Spark Web UI及任务优化实战-数据倾斜的定位与处理
什么是数据倾斜?
- 并行处理的数据集中,某一部分(如Spark的一个Partition)的数据显著多于其它部分,从而使得该部分的处理速度成为整个数据集处理的瓶颈。
- 造成数据倾斜的原因有很多,其中一个常见场景是一张表中少量key的记录条数特别多,导致在做Join的时候,同一key的大量数据被一个task执行,导致这个task执行耗时过长。

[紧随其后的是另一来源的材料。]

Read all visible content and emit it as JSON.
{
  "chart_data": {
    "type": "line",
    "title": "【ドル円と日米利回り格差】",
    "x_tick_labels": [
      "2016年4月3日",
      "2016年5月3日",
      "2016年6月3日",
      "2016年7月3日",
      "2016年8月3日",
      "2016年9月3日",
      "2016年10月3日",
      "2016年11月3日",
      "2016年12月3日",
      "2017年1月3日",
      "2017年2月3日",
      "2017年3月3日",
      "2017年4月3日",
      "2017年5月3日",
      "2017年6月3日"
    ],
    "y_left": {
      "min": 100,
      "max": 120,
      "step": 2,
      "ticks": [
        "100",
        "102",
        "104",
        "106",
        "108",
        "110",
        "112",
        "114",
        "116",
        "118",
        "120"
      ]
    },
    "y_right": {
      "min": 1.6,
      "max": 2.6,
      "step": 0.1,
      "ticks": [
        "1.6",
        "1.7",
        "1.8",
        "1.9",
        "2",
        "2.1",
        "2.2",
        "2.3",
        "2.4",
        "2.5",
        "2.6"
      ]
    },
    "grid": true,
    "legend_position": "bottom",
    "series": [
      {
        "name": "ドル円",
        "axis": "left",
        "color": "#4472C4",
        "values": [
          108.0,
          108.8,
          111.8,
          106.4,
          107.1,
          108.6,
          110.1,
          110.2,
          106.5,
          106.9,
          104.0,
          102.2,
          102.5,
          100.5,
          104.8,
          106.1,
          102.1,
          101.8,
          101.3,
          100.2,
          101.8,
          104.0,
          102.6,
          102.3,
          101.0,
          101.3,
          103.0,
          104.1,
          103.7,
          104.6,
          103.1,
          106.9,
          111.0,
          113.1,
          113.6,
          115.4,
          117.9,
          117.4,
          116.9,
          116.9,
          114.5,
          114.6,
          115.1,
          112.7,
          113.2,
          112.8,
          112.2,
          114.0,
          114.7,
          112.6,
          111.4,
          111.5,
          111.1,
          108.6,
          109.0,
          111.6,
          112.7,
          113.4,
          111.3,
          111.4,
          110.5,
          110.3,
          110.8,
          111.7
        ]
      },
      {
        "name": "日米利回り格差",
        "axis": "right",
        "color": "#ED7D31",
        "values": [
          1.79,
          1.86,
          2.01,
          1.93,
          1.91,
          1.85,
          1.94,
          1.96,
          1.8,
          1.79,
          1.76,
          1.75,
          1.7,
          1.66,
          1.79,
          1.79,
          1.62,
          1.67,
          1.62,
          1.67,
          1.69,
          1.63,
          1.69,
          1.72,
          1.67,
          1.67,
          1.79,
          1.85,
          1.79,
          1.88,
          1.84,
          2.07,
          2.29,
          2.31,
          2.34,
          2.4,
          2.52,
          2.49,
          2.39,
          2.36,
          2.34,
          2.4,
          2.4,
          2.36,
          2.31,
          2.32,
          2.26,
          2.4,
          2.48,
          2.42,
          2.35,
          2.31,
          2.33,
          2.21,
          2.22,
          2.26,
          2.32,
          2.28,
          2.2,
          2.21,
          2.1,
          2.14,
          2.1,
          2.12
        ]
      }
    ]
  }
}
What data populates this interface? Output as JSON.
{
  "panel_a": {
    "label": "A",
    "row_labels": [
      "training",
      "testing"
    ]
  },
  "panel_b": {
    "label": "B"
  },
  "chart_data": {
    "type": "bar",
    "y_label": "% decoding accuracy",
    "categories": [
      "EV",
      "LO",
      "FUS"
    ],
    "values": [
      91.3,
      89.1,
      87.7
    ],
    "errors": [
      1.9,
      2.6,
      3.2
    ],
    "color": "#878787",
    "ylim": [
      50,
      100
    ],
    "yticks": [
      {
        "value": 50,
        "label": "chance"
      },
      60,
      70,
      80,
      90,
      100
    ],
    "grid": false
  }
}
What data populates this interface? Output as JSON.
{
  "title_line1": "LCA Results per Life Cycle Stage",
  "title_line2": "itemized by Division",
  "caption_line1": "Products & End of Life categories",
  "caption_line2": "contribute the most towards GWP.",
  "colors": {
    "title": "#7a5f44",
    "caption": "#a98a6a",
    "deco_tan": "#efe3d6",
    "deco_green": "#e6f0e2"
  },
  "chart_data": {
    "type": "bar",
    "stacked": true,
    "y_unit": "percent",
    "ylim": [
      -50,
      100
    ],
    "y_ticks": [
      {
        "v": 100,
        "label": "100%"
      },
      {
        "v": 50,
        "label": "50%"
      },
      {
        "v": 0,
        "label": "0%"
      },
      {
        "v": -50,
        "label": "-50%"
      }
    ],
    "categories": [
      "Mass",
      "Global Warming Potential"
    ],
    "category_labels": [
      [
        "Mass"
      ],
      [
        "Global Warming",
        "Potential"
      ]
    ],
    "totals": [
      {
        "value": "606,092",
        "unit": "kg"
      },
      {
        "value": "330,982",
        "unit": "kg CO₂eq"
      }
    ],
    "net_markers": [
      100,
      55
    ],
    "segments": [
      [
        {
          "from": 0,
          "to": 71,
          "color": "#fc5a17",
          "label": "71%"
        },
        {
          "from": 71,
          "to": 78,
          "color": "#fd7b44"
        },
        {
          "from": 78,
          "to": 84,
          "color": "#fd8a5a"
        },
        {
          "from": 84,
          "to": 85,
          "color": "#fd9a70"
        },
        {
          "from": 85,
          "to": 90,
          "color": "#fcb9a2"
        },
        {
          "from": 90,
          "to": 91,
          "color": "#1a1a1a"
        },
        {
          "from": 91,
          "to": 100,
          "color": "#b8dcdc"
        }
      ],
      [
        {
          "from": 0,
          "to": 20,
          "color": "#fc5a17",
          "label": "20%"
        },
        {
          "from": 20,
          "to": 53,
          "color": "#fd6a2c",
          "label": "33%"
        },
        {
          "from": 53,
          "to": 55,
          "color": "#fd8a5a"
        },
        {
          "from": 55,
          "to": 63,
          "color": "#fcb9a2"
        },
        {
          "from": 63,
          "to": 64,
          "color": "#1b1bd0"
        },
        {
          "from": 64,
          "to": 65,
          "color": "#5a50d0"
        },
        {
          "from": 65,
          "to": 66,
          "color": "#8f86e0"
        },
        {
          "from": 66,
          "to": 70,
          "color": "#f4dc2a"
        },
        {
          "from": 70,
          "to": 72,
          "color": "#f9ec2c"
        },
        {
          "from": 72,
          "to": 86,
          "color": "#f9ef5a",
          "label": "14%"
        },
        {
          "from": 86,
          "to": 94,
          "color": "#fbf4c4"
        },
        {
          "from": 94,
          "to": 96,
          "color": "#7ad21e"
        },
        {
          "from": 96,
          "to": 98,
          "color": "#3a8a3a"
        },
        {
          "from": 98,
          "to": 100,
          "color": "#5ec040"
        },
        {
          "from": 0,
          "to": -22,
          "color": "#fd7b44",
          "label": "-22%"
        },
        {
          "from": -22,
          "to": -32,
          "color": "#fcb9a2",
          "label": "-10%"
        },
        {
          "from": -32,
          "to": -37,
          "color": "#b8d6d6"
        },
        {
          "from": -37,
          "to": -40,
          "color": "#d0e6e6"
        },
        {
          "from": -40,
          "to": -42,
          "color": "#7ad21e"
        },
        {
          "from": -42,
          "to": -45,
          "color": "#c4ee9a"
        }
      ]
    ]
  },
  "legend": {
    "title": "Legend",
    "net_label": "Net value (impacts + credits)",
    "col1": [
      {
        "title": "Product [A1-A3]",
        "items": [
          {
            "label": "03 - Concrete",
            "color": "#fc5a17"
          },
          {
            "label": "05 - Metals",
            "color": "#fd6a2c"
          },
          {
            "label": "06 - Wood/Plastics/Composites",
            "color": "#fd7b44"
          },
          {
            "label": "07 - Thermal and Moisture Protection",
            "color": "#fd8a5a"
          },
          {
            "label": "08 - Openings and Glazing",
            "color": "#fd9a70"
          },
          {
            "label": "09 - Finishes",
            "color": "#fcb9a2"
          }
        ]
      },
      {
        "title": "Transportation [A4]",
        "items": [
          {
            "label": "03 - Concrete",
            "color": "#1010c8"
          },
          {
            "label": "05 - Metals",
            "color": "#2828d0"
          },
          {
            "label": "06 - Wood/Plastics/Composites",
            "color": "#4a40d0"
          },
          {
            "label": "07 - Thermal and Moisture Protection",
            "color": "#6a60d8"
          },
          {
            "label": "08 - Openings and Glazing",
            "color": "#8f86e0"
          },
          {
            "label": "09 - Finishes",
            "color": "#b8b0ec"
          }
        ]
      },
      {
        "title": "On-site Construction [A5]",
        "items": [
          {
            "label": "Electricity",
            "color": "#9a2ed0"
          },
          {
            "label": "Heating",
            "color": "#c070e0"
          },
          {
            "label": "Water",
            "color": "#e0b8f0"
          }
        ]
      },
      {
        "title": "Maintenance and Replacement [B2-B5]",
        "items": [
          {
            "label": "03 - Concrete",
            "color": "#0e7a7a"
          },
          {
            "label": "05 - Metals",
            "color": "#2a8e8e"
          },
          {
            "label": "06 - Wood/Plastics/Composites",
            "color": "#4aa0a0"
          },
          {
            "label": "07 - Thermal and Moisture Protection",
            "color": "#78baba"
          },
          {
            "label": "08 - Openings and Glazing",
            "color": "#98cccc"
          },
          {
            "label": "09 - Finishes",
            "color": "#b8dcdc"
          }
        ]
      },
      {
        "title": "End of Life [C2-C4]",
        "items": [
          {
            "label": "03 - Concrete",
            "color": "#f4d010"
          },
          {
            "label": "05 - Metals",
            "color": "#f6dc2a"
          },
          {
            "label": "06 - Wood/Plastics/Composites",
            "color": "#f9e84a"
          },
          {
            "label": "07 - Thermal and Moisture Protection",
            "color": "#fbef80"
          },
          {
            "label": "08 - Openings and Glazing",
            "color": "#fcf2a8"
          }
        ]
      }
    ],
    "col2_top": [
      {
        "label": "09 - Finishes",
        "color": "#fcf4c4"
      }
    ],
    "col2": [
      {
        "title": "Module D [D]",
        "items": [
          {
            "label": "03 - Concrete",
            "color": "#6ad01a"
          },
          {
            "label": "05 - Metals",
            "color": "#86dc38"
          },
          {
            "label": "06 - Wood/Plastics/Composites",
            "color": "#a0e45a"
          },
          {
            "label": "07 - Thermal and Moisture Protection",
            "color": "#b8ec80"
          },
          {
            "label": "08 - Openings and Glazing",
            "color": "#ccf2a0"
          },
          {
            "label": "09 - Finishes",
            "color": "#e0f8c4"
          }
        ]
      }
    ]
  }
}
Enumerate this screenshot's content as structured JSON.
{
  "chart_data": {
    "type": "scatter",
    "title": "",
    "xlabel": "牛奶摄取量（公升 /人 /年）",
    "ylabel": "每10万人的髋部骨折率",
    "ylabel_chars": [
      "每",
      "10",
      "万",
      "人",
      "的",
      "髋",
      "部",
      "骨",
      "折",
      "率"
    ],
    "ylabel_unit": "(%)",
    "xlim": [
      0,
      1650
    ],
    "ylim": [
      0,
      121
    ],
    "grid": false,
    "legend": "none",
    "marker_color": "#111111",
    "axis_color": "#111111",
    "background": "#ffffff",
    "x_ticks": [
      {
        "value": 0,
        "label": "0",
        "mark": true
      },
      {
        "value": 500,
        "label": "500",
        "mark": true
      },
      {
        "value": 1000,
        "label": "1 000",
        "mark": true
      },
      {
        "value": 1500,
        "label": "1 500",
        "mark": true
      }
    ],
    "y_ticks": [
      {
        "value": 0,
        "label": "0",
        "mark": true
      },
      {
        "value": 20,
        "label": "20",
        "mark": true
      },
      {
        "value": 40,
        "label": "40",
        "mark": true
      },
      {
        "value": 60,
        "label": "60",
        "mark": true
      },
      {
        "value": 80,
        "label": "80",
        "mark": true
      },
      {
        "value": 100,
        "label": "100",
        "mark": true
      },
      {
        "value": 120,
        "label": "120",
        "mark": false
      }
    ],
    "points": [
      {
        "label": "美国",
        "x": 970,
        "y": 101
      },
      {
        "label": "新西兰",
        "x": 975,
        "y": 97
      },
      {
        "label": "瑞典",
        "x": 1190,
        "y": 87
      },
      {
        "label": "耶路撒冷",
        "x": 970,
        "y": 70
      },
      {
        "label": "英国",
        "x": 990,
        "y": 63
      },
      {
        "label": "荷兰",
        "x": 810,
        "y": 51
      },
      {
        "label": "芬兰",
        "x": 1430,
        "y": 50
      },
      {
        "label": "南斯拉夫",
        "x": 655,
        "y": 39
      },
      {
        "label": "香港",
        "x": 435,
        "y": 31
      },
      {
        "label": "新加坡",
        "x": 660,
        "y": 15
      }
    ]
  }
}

- 数据倾斜不仅可以由join导致,也会有group by,partition by,count(distinct)等需要对数据进行重分区的场景导致。
数据倾斜的表现
- 任务运行几个小时甚至数十个小时
- 任务OOM
需要进一步定位
数据倾斜排查思路
Join数据倾斜解决思路
无效Key Join
- 无需保留时:null值、0,-1,-9999等无业务含义的值,如果不需要保留或者是inner join 可以直接过滤
原始伪代码:
select order_id,
order_number,
a.sku_id,
user_id,
sku_name,
use_date,
sku_price
from (
select order_id,
order_number,
sku_id,
user_id
from y_life.dws_order_sku_df
where date='${date}'
) t1
left join
(
select sku_id,
sku_name,
use_date,
sku_price
from y_life.dim_product_sku_info
where date='${date}'
) t2
on t1.sku_id=t2.sku_id
y_life.dws_order_sku_df的sku_id有大量为-1,null的数据,业务不需要,可以直接过滤
优化后:
select order_id,
order_number,
a.sku_id,
user_id,
sku_name,
use_date,
sku_price
from (
select order_id,
order_number,
sku_id,
user_id
from y_life.dws_order_sku_df
where date='${date}'
and nvl(sku_id,-1) > 0
) t1
left join
(
select sku_id,
sku_name,
use_date,
sku_price
from y_life.dim_product_sku_info
where date='${date}'
) t2
on t1.sku_id=t2.sku_id
select order_id,
order_number,
a.sku_id,
user_id,
sku_name,
use_date,
sku_price
from (
select order_id,
order_number,
sku_id,
user_id
from y_life.dws_order_sku_df
where date='${date}'
) t1
inner join
(
select sku_id,
sku_name,
use_date,
sku_price
from y_life.dim_product_sku_info
where date='${date}'
) t2
on t1.sku_id=t2.sku_id
- 需要保留时:需要左表所有数据,根据关联key获取属性值,此时可以将无效值进行随机打散
select order_id,
order_number,
a.sku_id,
user_id,
sku_name,
use_date,
sku_price
from (
select order_id,
order_number,
sku_id,
user_id
from y_life.dws_order_sku_df
where date='${date}'
) t1
left join
(
select sku_id,
sku_name,
use_date,
sku_price
from y_life.dim_product_sku_info
where date='${date}'
) t2
on if(t1.sku_id is null,order_id*-1,t1.sku_id) = t2.sku_id
注意事项:
1.避免随机打散的值跟右表关联的上,比如右表也是正整数,那么左表随机打散不能使用正整数,避免碰撞上
2.如果表中没有分布较为均匀的key, 避免直接使用rand(),因为 spark task 失败后重试会导致rand()生成跟之前不一样的数据
有效Key Join
- 大表 join 小表
采用Map join 绕过shuffle, 即原本需要走 shuffle join(SortMergeJoin、ShuffledHashJoin) 的数据 让它走 map join(BroadcastHashJoin)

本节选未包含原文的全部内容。